Description: The demand for tissue and organ replacement is ever increasing. However, the complexity of biological environment, expensive and long period of clinical trials prevents rapid development of new biomaterials for regenerative medicine. The field of biomaterials has great overlap with chemical engineering, material science, biology, physics, and mathematics. For effective and rapid design and discovery of biomaterials it is necessary to bring the synergies of engineering tools such as multi-scale molecular modeling, systems biology, metabolic engineering and the “omic sciences” such as (genomics, proteomics, metabolomics etc.) in one robust framework. Furthermore, the biomaterials which can self-assemble are most desired since they allow non-invasive solutions for regenerative medicine. For this reason, the robust framework discussed earlier is applicable in the field of self-assembled biomaterials for regenerative medicines.

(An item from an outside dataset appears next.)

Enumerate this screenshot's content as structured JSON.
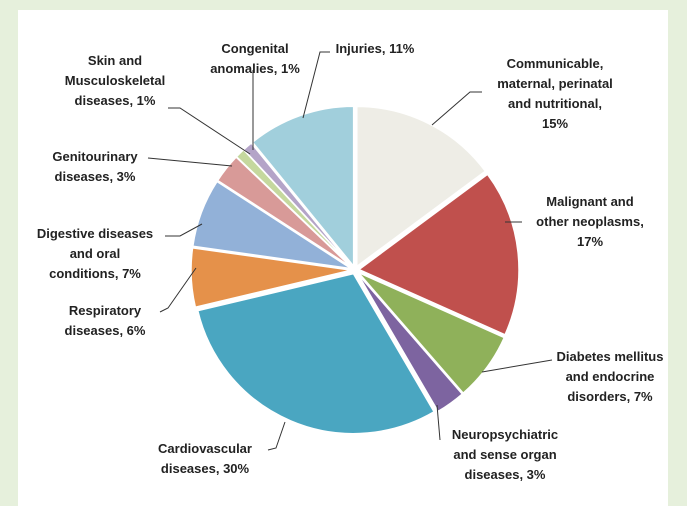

To approach such highly interdisciplinary field, at first it is important to formulate a framework of simulation technique which can combine the multiscale molecular simulations from material sciences and combine with the computational tools developed for biological systems analysis. Current state-of-the-art techniques of analysis are focused on only few of the aspects of the biological systems. The proposed research plan includes:

  1. Formulation of simulation scheme which combines principles from materials sciences and biological systems analysis
  2. Identify the important variables
  3. Create a database of the experimental computational results
  4. Apply the principles of machine learning and artificial intelligence to accelerate the discovery and design of self-assembled biomaterials for regenerative medicine

The interdisciplinary approach and emphasis on mechanistic understanding of the system are the most important features described in the proposed research plan. The proposed research plan is entirely in-tune with the MGI of NSF.

Teaching Interests:

Creating a strong fundamental understanding of the research and motivating students to pursue graduate studies are two of the most important aspects of teaching. It develops the next generation of students to perform cutting edge research and create different industries. For this purpose I have designed the courses on Mathematical Methods in Chemical Engineering, Transport Phenomena and Algorithms in Chemical Engineering. Mathematical methods and transport phenomena are based on the traditional Chemical Engineering principles to strengthen the fundamentals. Each of the course module includes a case study which relates the classroom understanding with the real-world problems. The course in Algorithms in Chemical Engineering will allow students to develop their own code for the computational modeling. It will cover different computational techniques such as molecular dynamics (MD), kinetic Monte-Carlo (kMC), and systems analysis.

During my PhD, I have always scored above 4.25 out of 5 in the post-semester instructor survey. Furthermore, UIC has a diverse student body which has improved my communication skills to understand the concerns of the students. By holding highest standards of teaching, I plan to create a competitive next generation of students.